Le prolongement du T1 vers Colombes est passé aux travaux préparatoires visibles, première étape concrète avant les aménagements plus lourds du corridor ouest.

Illustration d’un chantier de tram

À Colombes, le prolongement du T1 a changé de nature. Ce n’est plus seulement un projet affiché sur une carte. Île-de-France Mobilités le classe parmi les opérations en travaux et son calendrier distingue clairement deux temps : des travaux préparatoires entre 2018 et 2025, puis des travaux d’infrastructure à partir de 2026. Sur le terrain, cela se voit déjà avenue de Stalingrad, où des travaux d’assainissement ont démarré à la mi-janvier 2026 et doivent durer jusqu’à décembre 2027.

C’est souvent à ce stade qu’un tramway devient réel pour les habitants. Avant les rails, il faut reprendre la rue : réseaux souterrains, chaussée, carrefours, signalisation, accès aux immeubles, circulation des bus, place du vélo et des piétons. Le Cerema, l’établissement public qui travaille sur l’aménagement et les mobilités, rappelle que l’insertion d’un tramway se joue précisément dans cette cohabitation entre le transport et les autres usages de l’espace public. Le département, lui, fait une distinction utile : dans son rapport de développement durable 2025, il indique que des opérations préparatoires sont en cours sur T1 Colombes, mais qu’il ne comptera pas encore de “travaux” au sens de son indicateur avant 2028. Autrement dit, le chantier est bien lancé, mais la phase la plus lourde reste devant.

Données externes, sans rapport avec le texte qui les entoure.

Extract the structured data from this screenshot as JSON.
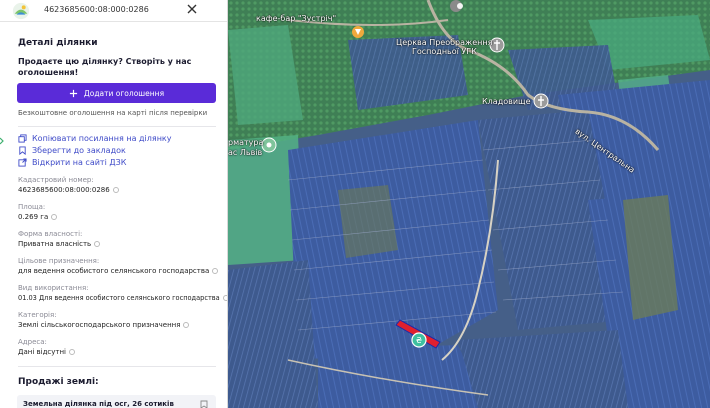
{
  "header": {
    "cadastral": "4623685600:08:000:0286",
    "logo_icon": "land-logo-icon",
    "close_icon": "close-icon"
  },
  "panel": {
    "title": "Деталі ділянки",
    "promo_line1": "Продаєте цю ділянку? Створіть у нас",
    "promo_line2": "оголошення!",
    "add_button": "Додати оголошення",
    "free_note": "Безкоштовне оголошення на карті після перевірки",
    "links": [
      {
        "label": "Копіювати посилання на ділянку",
        "icon": "copy-icon"
      },
      {
        "label": "Зберегти до закладок",
        "icon": "bookmark-icon"
      },
      {
        "label": "Відкрити на сайті ДЗК",
        "icon": "external-link-icon"
      }
    ],
    "fields": [
      {
        "label": "Кадастровий номер:",
        "value": "4623685600:08:000:0286"
      },
      {
        "label": "Площа:",
        "value": "0.269 га"
      },
      {
        "label": "Форма власності:",
        "value": "Приватна власність"
      },
      {
        "label": "Цільове призначення:",
        "value": "для ведення особистого селянського господарства"
      },
      {
        "label": "Вид використання:",
        "value": "01.03 Для ведення особистого селянського господарства"
      },
      {
        "label": "Категорія:",
        "value": "Землі сільськогосподарського призначення"
      },
      {
        "label": "Адреса:",
        "value": "Дані відсутні"
      }
    ],
    "sales_title": "Продажі землі:",
    "sale_card": "Земельна ділянка під осг, 26 сотиків"
  },
  "map": {
    "labels": {
      "cafe": "кафе-бар \"Зустріч\"",
      "church": "Церква Преображення",
      "church2": "Господньої УГК",
      "cemetery": "Кладовище",
      "street": "вул. Центральна",
      "pharm": "рматура",
      "lviv": "ас Львів"
    },
    "colors": {
      "accent": "#5a2bd8",
      "parcel": "#e0202e",
      "parcel_outline": "#1f2aa8",
      "marker": "#3fc0a0"
    }
  }
}
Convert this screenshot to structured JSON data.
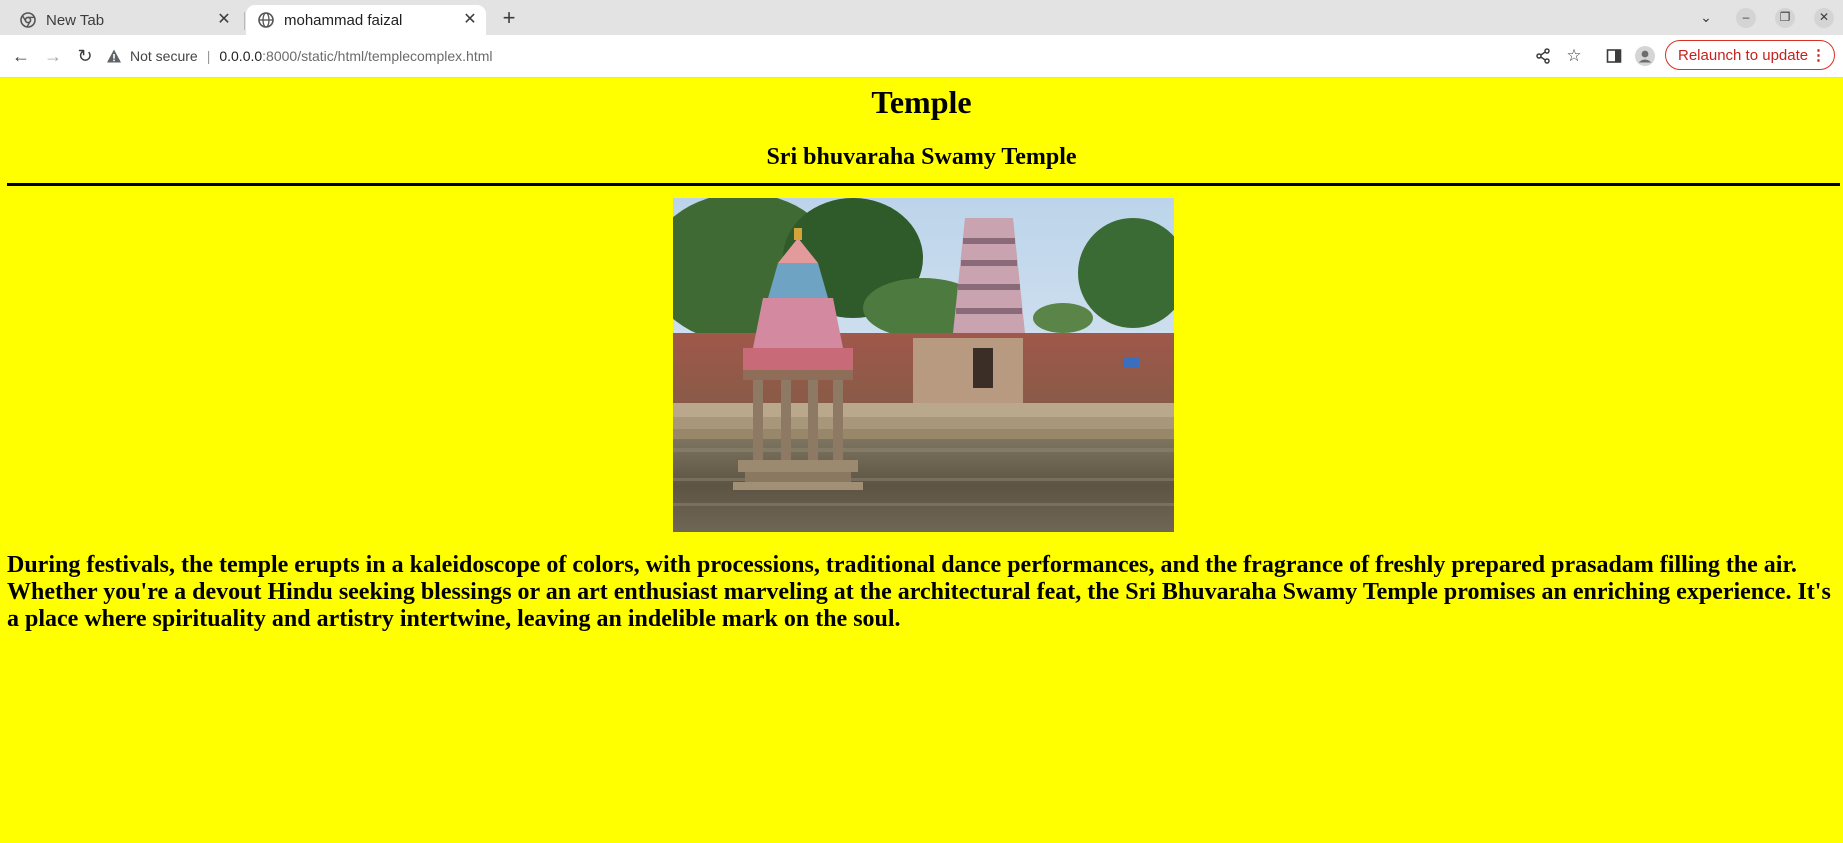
{
  "browser": {
    "tabs": [
      {
        "title": "New Tab",
        "icon": "chrome-icon",
        "active": false
      },
      {
        "title": "mohammad faizal",
        "icon": "globe-icon",
        "active": true
      }
    ],
    "security_label": "Not secure",
    "url_host": "0.0.0.0",
    "url_path": ":8000/static/html/templecomplex.html",
    "relaunch_label": "Relaunch to update"
  },
  "page": {
    "heading": "Temple",
    "subheading": "Sri bhuvaraha Swamy Temple",
    "paragraph": "During festivals, the temple erupts in a kaleidoscope of colors, with processions, traditional dance performances, and the fragrance of freshly prepared prasadam filling the air. Whether you're a devout Hindu seeking blessings or an art enthusiast marveling at the architectural feat, the Sri Bhuvaraha Swamy Temple promises an enriching experience. It's a place where spirituality and artistry intertwine, leaving an indelible mark on the soul.",
    "background_color": "#ffff00"
  }
}
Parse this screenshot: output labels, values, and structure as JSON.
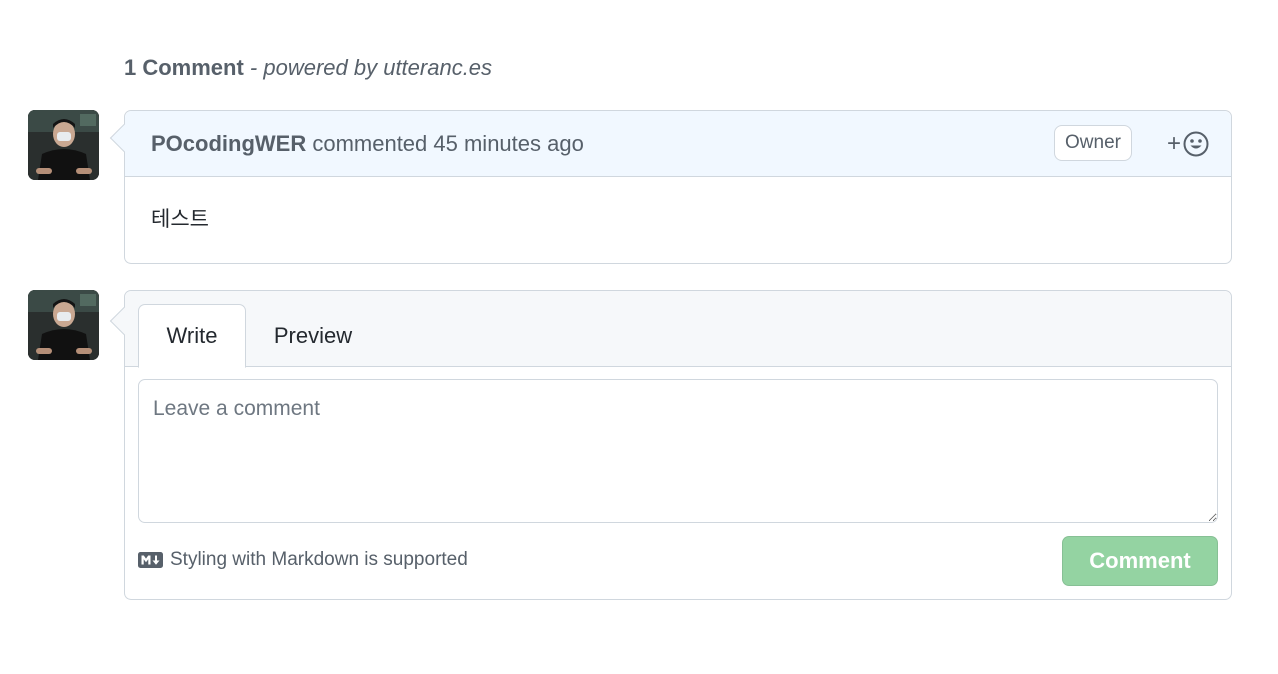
{
  "header": {
    "count_label": "1 Comment",
    "powered_prefix": " - powered by ",
    "powered_link": "utteranc.es"
  },
  "comments": [
    {
      "author": "POcodingWER",
      "action": " commented ",
      "time": "45 minutes ago",
      "badge": "Owner",
      "reaction_plus": "+",
      "body": "테스트"
    }
  ],
  "editor": {
    "tab_write": "Write",
    "tab_preview": "Preview",
    "placeholder": "Leave a comment",
    "markdown_hint": "Styling with Markdown is supported",
    "submit_label": "Comment",
    "submit_color": "#94d3a2"
  },
  "icons": {
    "reaction": "smiley-icon",
    "markdown": "markdown-icon"
  }
}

L’enjeu dépasse largement le simple ajout d’une ligne. Le projet Asnières-Colombes représente 6,4 kilomètres de prolongement, 11 nouvelles stations et 2 réaménagées. Il concerne un corridor de 200 000 habitants et 70 000 emplois. Dans un département où beaucoup de trajets restent compliqués dès qu’ils ne passent pas par Paris, ce type de liaison compte. Le T1 doit mieux relier entre eux des quartiers denses, la gare du Stade sur la ligne J et, plus loin, le T2 à Parc Pierre-Lagravère. La suite vers Nanterre et Rueil-Malmaison est encore en phase d’études, mais elle est déjà pensée comme le prolongement logique de ce maillon ouest, avec 7,5 kilomètres et 15 stations supplémentaires.

Le chantier promet aussi autre chose qu’un gain de desserte. Le site du projet met en avant des trottoirs élargis, des aménagements cyclables et plus de 600 arbres le long du tracé, dont plus de 610 annoncés à terme sur le territoire communal de Colombes. Cela ne supprimera pas les années de gêne, ni les arbitrages parfois sensibles sur le stationnement et la circulation. Mais cela dit quelque chose d’important sur les tramways actuels : ils ne servent pas seulement à transporter, ils refont aussi la rue. À Colombes, le T1 n’est pas encore en service. Il a déjà commencé à transformer l’espace public.